Informatie zoeken per regio
Er kan bewijs worden verkregen door middel van een videoconferentie waaraan een rechtbank van de verzoekende lidstaat deelneemt of die rechtstreeks wordt gehouden door een rechtbank van die lidstaat (in dit geval Litouwen).
In artikel 1752, lid 2, van het Wetboek van Burgerlijke Rechtsvordering van de Republiek Litouwen (hierna “Rv” genoemd) is bepaald dat het is toegestaan bewijs te verkrijgen met behulp van elektronische informatie‑ en communicatietechnologie (videoconferentie, teleconferentie enz.). In artikel 802, lid 1, Rv is bepaald dat verzoeken om rechtshulp die afkomstig zijn van rechtbanken of andere instanties in het buitenland, overeenkomstig Litouws recht worden behandeld door Litouwse rechtbanken. Videoconferenties worden in Litouwse rechtbanken gehouden volgens voornoemde regels en overeenkomstig de overige bepalingen van het Rv en Beschikking nr. 13P-156-(7.1.2) van de Raad voor de rechterlijke macht van 28 november 2014 tot goedkeuring van de beschrijving van de procedure voor het gebruik van videoconferenties in gerechtelijke procedures (hierna de “beschrijving” genoemd).
Overeenkomstig artikel 1752, lid 1, Rv is het toegestaan de deelname van partijen aan een rechtszitting of het verhoor van getuigen op afstand te laten plaatsvinden met behulp van informatie- en communicatietechnologie (zoals videoconferentie, teleconferentie enz.). De partijen bij de procedure en de getuigen kunnen bijgevolg per videoconferentie worden gehoord. Op grond van rubriek 10.2, punt 13, van de beschrijving en artikel 217 Rv kunnen ook deskundigen per videoconferentie worden gehoord.

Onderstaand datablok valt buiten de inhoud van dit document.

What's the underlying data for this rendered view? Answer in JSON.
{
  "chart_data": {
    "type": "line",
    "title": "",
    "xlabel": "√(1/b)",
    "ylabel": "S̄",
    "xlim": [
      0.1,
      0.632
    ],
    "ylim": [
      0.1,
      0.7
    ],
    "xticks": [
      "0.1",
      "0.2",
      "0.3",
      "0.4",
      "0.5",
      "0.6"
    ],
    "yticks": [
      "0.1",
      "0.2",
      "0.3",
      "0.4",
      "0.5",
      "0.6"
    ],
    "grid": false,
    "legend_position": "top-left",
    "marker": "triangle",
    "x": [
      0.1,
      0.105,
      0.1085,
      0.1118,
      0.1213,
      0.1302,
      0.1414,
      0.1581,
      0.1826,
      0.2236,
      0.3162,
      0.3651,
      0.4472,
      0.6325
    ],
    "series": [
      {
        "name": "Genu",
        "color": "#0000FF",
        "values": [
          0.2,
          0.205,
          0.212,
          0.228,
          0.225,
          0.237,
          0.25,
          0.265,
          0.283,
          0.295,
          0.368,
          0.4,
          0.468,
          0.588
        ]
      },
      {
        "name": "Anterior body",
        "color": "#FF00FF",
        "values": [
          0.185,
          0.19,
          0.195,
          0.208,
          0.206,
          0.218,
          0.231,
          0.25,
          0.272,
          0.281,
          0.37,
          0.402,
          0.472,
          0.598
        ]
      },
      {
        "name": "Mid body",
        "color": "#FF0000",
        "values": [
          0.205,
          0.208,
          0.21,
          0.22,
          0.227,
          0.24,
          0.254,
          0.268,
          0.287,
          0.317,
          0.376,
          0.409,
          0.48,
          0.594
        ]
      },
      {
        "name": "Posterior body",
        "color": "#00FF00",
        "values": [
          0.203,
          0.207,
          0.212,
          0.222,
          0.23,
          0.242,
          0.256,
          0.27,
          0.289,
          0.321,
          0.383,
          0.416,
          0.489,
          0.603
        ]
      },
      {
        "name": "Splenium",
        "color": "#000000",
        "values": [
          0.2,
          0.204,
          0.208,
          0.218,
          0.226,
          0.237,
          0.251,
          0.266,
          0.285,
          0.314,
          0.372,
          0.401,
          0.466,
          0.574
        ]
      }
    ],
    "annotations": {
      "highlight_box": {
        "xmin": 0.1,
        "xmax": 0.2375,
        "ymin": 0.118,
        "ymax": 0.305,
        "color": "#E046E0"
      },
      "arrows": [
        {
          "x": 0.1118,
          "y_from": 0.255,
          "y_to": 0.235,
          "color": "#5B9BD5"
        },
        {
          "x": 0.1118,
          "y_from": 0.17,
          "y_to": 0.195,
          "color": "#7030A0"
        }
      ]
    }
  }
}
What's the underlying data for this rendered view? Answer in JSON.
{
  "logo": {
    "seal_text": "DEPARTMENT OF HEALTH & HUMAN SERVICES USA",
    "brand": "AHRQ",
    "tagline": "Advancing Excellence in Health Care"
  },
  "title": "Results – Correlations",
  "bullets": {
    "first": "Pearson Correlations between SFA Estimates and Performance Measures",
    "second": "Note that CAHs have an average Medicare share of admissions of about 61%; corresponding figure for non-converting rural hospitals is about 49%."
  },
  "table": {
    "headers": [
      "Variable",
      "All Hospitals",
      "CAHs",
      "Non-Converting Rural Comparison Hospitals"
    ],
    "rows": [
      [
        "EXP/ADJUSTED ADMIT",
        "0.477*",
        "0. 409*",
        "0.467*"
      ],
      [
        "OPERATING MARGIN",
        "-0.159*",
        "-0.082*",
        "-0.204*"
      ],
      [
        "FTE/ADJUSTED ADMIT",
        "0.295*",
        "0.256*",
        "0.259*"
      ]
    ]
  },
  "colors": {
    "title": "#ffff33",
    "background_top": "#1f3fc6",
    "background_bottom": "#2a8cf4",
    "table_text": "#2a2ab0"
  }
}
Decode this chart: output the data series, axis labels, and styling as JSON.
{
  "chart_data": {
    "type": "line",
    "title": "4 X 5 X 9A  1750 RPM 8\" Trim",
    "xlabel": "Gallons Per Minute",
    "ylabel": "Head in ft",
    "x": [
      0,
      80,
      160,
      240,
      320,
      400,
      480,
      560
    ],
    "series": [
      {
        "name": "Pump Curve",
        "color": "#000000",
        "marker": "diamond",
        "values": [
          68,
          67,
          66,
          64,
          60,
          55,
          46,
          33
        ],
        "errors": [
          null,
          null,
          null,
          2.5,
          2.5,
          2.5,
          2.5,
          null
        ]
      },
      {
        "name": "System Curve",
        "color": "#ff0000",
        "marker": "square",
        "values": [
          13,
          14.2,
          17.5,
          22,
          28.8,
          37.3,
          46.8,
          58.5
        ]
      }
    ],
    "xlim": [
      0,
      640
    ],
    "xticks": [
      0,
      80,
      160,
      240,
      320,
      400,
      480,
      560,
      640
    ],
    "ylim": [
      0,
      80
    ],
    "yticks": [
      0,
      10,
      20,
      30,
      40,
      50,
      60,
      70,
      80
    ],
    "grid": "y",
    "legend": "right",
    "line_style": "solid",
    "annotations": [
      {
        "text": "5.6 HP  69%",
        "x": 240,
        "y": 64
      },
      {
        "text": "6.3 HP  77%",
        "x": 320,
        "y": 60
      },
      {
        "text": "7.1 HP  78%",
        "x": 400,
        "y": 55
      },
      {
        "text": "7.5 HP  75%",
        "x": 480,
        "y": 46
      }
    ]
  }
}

De Litouwse wetgeving bevat geen uitdrukkelijk verbod op het verkrijgen van bepaalde bewijzen per videoconferentie. Volgens het nationale recht zijn videoconferenties echter niet toegestaan voor het verkrijgen van de bewijzen genoemd in de artikelen 204 en 210 Rv (materiële bewijsstukken en inspectie ter plaatse van de materiële en schriftelijke bewijsstukken of inspectie van de plaatsen) en andere bewijzen waarvoor het nodig kan zijn de rechtbank te verlaten, naar een bepaalde plaats te gaan of andere fysieke handelingen te verrichten.
Krachtens artikel 803, lid 1, Rv kunnen Litouwse rechtbanken hun verzoeken om rechtshulp richten aan diplomatieke vertegenwoordigingen en consulaire diensten van Litouwen, aan buitenlandse rechtbanken en aan andere instanties. Verder is onder rubriek 2.3 van de beschrijving bepaald dat de instantie die door een rechtbank wordt verzocht een videoconferentie te organiseren in het kader van een gerechtelijke procedure, niet alleen een rechtbank kan zijn maar ook een parket of een orgaan dat ressorteert onder de Dienst justitiële inrichtingen van het ministerie van Justitie van Litouwen.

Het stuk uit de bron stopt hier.